The OCHA report, citing the WHO said that, as of Friday, 15 out of 36 hospitals in Gaza were only partially functional, 21 hospitals were out of service, and there were six functional field hospitals. The agency said that the existing hospitals were functioning at more than four times their bed capacity, the agency said, citing the Gaza Ministry of Health.

It further added, "Shortages in fuel, medical supplies and equipment are threatening the ability of the remaining health facilities to operate." The director of the Kuwait hospital in Rafah shared a video on WhatsApp to "sound the alarm to the WHO to keep this hospital operational and to guarantee it doesn't shut down by providing it with the necessary fuel," according to CNN report.

In the video message, Suhaib al-Homs said the Kuwait Hospital is now the only functioning hospital in central Rafah where people can reach "around the clock" as the field hospitals in surrounding areas are difficult to access without an ambulance.

He said, "We are warning of the mounting health crisis as hospitals are going out of service and the collapse of the health sector." He further added, "We will keep on working and the medical teams will keep doing their job.
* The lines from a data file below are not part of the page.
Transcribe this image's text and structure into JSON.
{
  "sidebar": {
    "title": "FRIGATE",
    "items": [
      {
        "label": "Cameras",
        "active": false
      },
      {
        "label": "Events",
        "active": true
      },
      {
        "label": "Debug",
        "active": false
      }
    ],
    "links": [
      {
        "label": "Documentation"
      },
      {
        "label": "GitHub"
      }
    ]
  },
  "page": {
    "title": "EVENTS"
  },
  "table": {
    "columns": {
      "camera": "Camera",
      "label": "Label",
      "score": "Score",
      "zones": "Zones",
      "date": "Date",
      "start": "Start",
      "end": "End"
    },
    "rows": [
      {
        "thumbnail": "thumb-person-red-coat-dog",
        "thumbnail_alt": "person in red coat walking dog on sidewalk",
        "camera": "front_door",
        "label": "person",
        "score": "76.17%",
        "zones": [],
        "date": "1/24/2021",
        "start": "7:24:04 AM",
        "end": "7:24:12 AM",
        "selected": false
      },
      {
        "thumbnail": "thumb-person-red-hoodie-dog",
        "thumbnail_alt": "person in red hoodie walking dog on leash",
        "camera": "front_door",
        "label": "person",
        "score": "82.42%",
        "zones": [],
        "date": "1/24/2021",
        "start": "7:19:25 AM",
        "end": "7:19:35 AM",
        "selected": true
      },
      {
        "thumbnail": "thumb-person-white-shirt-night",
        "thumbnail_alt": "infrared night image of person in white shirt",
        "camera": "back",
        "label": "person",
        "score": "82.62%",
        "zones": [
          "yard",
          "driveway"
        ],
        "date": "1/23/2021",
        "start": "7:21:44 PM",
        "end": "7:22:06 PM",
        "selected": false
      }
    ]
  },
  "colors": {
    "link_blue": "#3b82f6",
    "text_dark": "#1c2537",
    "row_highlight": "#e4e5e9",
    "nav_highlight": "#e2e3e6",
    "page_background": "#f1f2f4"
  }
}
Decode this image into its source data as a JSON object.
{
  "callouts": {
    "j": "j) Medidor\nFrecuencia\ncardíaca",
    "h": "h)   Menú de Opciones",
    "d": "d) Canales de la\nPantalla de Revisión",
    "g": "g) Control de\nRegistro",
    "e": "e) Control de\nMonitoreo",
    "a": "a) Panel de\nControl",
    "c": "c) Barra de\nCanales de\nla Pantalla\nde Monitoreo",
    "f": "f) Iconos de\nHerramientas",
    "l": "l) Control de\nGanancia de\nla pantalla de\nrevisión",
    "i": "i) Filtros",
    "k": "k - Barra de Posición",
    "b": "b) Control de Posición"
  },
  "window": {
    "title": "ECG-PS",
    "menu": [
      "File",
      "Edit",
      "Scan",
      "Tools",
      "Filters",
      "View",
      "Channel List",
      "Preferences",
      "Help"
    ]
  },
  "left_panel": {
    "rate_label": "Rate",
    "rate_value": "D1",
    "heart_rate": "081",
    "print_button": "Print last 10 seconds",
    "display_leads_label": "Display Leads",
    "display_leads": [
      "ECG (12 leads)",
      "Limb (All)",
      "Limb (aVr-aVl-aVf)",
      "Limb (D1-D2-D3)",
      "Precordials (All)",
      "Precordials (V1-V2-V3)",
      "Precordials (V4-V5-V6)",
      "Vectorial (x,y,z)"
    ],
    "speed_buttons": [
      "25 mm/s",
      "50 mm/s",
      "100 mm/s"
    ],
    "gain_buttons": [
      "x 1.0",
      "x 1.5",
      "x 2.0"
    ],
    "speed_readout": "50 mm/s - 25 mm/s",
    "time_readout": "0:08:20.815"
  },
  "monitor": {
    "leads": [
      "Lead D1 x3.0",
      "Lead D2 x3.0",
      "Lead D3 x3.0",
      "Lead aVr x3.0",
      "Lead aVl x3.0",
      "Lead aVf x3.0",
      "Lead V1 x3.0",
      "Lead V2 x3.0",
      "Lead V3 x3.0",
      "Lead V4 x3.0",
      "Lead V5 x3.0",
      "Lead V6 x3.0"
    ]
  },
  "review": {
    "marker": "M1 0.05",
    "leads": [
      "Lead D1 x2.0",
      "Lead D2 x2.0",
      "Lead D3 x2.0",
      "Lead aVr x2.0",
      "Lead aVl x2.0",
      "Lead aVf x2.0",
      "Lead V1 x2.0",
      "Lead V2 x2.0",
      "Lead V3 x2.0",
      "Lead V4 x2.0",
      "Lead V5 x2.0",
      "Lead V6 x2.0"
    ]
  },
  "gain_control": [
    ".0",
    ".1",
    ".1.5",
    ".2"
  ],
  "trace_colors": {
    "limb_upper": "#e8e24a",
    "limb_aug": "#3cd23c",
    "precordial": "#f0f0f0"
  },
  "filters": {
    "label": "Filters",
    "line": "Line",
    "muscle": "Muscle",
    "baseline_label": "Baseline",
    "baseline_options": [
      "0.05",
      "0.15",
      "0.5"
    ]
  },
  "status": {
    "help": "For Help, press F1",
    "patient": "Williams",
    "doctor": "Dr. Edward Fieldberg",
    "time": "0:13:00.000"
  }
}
What's happening now makes us more steadfast and adamant to fulfill our duty to serve our people."

The UN aid agency has warned that some displaced people in central Gaza are now surviving on 3 per cent of the minimum standard for daily water needs and that communicable diseases, including diarrhea and suspected Hepatitis A, continue to rise among children, particulary those who are below the age of five.

Earlier this week, the WHO head urged Israel to ease all restrictions on aid entering the Gaza Strip and stressed that the primary route for vital medical aid to enter Gaza from Egypt had been cut off amid Israel's ongoing military operation on the southern Gaza city of Rafah. On Friday, the United Nations' top court has ordered Israel to halt its operations in the southern Gaza city of Rafah and withdraw from the enclave, CNN reported.

The International Court of Justice (ICJ) situated in The Hague, Netherlands gave the order on Friday, in the case brought by South Africa accusing Israel of genocide, citing "immense risk" to the Palestinian population.

"Israel must immediately halt its military offensive and any other action in the Rafah Governorate which may inflict on the Palestinian group in Gaza conditions of life that could bring about its physical destruction in whole or in part," said Judge Nawaf Salam, president of the International Court of Justice (ICJ), CNN reported.

Notably, the decision marks the third time this year, the 15-judge panel has issued preliminary orders seeking to rein in the death toll and alleviate humanitarian suffering in Gaza. However, it is pertinent to note that while orders are legally binding, the court has no police to enforce them.

The court stated that the humanitarian situation in Gaza had deteriorated "even further" since the court last ordered provisional measures in March."The humanitarian situation is now to be characterized as disastrous," Salam said.